Click here to Determine what foods you can and cannot tolerate post Repairvite!
Here is a paelo blogger that is a good resource, we recommend that you sign up for her newsletter, and give her blog post a peek: http://thecuriouscoconut.com/blog/aiprepairvitesurvivalguide Or just got to TheCuriousCoconut.com and click around she has recipes from dinner rolls, to pizza crust and a nomato sauce, to AIP friendly desserts. I love the apple crisp! Pintrest also has a Repirvite Recipe board. Lots of great ideas there!

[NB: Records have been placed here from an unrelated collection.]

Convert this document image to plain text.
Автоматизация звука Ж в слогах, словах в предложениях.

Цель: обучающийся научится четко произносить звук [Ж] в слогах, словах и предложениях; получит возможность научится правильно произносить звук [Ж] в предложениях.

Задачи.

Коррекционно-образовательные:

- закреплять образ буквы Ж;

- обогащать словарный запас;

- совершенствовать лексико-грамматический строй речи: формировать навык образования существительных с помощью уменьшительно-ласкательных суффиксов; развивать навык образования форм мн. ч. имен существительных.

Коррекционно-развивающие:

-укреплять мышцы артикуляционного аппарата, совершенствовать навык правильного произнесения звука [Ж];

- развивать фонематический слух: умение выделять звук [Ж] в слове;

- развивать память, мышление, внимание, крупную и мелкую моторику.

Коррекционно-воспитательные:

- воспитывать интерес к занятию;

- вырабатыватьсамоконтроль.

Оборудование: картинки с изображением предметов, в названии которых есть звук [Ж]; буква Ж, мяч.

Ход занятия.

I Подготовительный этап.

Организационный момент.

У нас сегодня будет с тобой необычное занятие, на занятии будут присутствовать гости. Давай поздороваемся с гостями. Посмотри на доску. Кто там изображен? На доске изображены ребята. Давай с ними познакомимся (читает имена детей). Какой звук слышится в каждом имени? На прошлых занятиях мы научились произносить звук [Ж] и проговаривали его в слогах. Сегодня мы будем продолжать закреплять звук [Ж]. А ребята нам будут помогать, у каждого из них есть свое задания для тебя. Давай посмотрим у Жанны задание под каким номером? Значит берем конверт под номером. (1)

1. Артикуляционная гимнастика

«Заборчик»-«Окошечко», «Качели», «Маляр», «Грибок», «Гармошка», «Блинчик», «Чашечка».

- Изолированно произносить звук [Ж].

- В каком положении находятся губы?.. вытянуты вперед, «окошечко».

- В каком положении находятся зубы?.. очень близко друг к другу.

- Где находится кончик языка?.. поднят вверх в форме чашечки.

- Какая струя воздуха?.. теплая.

We strongly encourage you to build your week around meals that you look forward to and enjoy. There are also good replacement for starches – Malanga, frozen yuca, tapioca, coconut flour and sweet potatoes. We’ve had a lot of malanga puree as a mashed potato replacement. The most critical piece of the puzzle is to plan ahead! Trust me, you can start off fine breakfast and lunch, but if you don’t have dinner prepped and your blood sugar crashed it’s easy to fall off the wagon and have to start over.